Pourtant, Seyni Camara n’a pas souvent quitté son domicile familial, à Bignona, en Casamance. Cette grande artiste vit à l’écart des projecteurs, pourtant souvent braqués sur ses oeuvres. Zoom sur une artiste sénégalaise entourée de mystère.

Seyni Camara est née en 1945 à Diouwent, près d’Oussouye, en Casamance. Elle est révélée au monde de l’art occidental par l’exposition parisienne de Jean-Hubert Martin en 1989. Une fois son talent dévoilé, les succès s’enchaînent. Aux antipodes de nombreux créateurs, Seyni Camara ne semble jamais avoir sculpté pour s’attirer une quelconque gloire. Ses créations semblent être un exutoire, la révélation du théâtre de ses pensées intimes : un imaginaire animiste inspiré par la nature, les contes locaux et s’articulant autour des thèmes de la maternité et la sexualité.
Il n’y a pas de version officielle du passé et de l’enfance de l’artiste. Il semble que mariée à 15 ans, elle a vécu au moins quatre maternités traumatisantes fragilisant sa santé. Son premier mari l’ayant laissée au domicile familial, la figure salvatrice de l’artiste est celle de son second mari : Samba Diallo. Il l’encourage à faire de la poterie et de la sculpture. Décédé en 2004, il a longtemps joué le médiateur entre Seyni Camara et ses visiteurs. Désormais, l’artiste vit avec ses nombreux fils et sa famille à Bignona.

Les statuettes de Seyni Camara représentent très souvent des femmes enceintes, des figures maternelles entourées de nombreux enfants. Peut-on comparer l’exutoire de Seyni Camara aux épreuves que s’imposent les kagnalènes pour retrouver leur fertilité ? Peut-être… En Casamance, la fertilité et l’enfantement constituent les seuls gages de statut social pour une femme. Dans une région où la riziculture nécessite de nombreux bras, une femme qui ne peut enfanter ou qui fait des fausses couches, est exclue de la société, déconsidérée. Pour remédier à cela, certaines s’isolent dans une société de femmes et subissent de nombreuses épreuves pour retrouver leur fertilité.
Seyni Camara est nimbée d’une aura de mystère, et sans doute le restera-t-elle toute sa vie. En 2015, Fatou Kandé Senghor réalise un film documentaire intitulé Giving Birth (Donner Naissance), qui fut présenté à la Biennale de Venise. Ce documentaire est l’un des rares témoignages à dévoiler la complexité de Seyni : son extravagance timide, ses excentricités. Adepte des accessoires flashy, des films de kung-fu et des accoutrements inattendus, on découvre la douceur et la légèreté de la grande dame.

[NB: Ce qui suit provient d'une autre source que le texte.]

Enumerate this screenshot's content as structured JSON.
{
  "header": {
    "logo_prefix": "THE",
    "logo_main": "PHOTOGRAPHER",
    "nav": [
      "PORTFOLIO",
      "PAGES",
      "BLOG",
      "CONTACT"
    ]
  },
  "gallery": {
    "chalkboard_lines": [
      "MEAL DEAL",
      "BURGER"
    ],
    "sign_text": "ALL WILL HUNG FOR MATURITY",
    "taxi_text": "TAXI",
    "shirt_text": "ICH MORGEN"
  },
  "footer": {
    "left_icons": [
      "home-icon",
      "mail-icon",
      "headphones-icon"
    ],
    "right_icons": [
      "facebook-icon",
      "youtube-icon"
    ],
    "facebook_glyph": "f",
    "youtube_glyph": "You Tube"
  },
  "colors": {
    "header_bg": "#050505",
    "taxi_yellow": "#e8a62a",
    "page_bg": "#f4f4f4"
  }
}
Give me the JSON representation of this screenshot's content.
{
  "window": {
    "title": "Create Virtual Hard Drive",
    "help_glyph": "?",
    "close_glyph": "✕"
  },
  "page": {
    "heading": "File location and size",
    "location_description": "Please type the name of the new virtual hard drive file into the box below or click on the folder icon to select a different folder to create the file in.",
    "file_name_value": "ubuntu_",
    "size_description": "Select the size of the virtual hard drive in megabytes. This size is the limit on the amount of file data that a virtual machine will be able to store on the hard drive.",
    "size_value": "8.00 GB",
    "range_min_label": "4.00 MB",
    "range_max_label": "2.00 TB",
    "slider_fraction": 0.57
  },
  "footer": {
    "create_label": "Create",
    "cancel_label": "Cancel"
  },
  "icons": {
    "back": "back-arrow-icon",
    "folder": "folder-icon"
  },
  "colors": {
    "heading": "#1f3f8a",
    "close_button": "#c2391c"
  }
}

L’artiste vieillit malheureusement, et il semble qu’elle rencontre des difficultés à trouver quelqu’un qui saura reprendre son processus de fabrication. Il faut savoir que Seyni Camara procède à des sacrifices avant chaque œuvre, et que par ailleurs, les sujets de ses créations lui apparaissent en rêve.
La pâte pilée avec du dégraissant et malaxée pendant des heures est très difficile à manier car rigide. De plus, toutes les étapes de la conception de ses œuvres ne peuvent se faire en une seule fois. Ses œuvres les plus complexes, nécessitant de nombreuses étapes de séchage et de repos, nécessitent plus de dix jours à être conçues. La cuisson finale est faite au feu de bois durant trois heures en moyenne, puis, les statuettes sont immergées à chaud dans un liquide fait de gousses d’arbres en putréfaction qui donnent la couleur et la résistance aux sculptures.
Malgré le fait que l’artiste ne semble pas croire en un successeur durable, son fils aîné, qui l’aide depuis quelques années déjà, s’adonne à cet art avec pugnacité. Déplaçant et sculptant les parties lourdes et imposantes des oeuvres, suivant les directives précises de sa mère, il semble avoir compris beaucoup de cette création énigmatique.